I’m wondering if there’s an issue with the dns entries being refreshed

Consul ConfigEntry:

{"Config":{"envoy_extra_static_clusters_json":"{\"name\": \"zipkin\", \"type\": \"STRICT_DNS\", \"connect_timeout\": \"5s\", \"load_assignment\": {\"cluster_name\": \"zipkin\", \"endpoints\": [{\"lb_endpoints\": [{\"endpoint\": {\"address\": {\"socket_address\": {\"address\": \"otel-collector-zipkin.service.consul\", \"port_value\": 9411}}}}]}]}}","envoy_stats_flush_interval":"10s","envoy_tracing_json":"{\"http\": {\"name\": \"envoy.tracers.zipkin\", \"typedConfig\": {\"@type\": \"type.googleapis.com/envoy.config.trace.v3.ZipkinConfig\", \"collector_cluster\": \"zipkin\", \"collector_endpoint_version\": \"HTTP_JSON\", \"collector_endpoint\": \"/api/v2/spans\", \"shared_span_context\": false, \"trace_id_128bit\": true}}}","prometheus_bind_addr":"0.0.0.0:9102","protocol":"grpc"},"Expose":{},"MeshGateway":{},"TransparentProxy":{}}

Questions:

  1. Is there a way to configure Consul tracing through Nomad, instead of having to use the API? Specifically I’d love to avoid the consul dns complexity and just use Nomad service discovery
  2. Are there any known consul dns limitations I may be hitting? Alternatively, is there a way to configure dns caching for the consul sidecars? I already have the following set up, but clearly its not being respected:
dns_config {
  service_ttl {
    "*" = "30s"
  }
  node_ttl = "15s"
}
  1. Any other advice that I should be following to get this working?

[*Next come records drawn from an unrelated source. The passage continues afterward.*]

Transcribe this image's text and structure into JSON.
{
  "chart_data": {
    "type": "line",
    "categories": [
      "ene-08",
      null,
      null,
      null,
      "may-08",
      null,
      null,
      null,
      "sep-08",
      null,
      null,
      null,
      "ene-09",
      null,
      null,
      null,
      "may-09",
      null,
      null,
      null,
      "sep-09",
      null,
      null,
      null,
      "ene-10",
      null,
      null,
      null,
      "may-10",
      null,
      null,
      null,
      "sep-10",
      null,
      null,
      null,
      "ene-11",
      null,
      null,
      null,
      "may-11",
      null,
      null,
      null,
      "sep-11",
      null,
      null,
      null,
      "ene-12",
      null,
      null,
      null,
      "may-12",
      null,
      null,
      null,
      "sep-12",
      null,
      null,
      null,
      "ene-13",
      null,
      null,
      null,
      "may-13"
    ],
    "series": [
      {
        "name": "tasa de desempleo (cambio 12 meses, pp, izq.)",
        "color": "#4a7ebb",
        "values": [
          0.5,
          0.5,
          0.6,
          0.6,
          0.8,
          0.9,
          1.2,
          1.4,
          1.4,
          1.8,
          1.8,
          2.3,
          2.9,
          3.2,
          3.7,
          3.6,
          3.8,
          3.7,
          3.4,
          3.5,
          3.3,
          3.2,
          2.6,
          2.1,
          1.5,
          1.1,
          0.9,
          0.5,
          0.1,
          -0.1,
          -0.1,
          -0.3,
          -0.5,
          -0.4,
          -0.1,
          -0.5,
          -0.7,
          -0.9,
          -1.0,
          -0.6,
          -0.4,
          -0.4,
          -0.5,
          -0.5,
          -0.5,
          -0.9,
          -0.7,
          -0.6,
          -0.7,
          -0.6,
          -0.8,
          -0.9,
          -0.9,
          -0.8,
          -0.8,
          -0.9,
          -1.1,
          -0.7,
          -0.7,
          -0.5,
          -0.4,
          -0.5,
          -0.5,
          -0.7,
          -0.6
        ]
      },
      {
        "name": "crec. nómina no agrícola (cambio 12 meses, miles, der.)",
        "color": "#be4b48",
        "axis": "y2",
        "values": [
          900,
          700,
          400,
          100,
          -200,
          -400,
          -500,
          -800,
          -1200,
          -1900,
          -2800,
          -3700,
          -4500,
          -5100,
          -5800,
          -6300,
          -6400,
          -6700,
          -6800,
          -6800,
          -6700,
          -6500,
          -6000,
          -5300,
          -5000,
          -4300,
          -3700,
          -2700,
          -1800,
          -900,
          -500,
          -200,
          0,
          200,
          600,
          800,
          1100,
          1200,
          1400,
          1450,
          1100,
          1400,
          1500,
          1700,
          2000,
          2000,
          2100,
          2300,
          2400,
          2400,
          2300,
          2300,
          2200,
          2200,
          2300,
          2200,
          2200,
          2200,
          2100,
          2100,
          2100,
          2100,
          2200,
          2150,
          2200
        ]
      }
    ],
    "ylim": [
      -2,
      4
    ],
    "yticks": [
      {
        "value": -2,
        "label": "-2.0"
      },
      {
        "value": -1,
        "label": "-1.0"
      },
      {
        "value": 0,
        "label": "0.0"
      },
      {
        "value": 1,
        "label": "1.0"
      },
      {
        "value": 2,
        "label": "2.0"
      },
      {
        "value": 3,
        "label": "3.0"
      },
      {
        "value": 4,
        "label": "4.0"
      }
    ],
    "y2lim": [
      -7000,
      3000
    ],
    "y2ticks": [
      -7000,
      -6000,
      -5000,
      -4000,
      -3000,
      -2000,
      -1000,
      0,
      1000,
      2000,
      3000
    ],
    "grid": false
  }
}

Thank you for all the help

For anyone who stumbles upon this:

  1. You can set up Consul tracing through Nomad, see Configure Envoy Tracing in Consul Connect Jobs – HashiCorp Help Center

The actual issue with why the traces weren’t being sent was because someone had added a conditional that removed the export endpoint if it wasn’t running locally :person_facepalming:

That said, I’ve started removing anything that uses Consul DNS in favor of Consul/Nomad Service Discovery.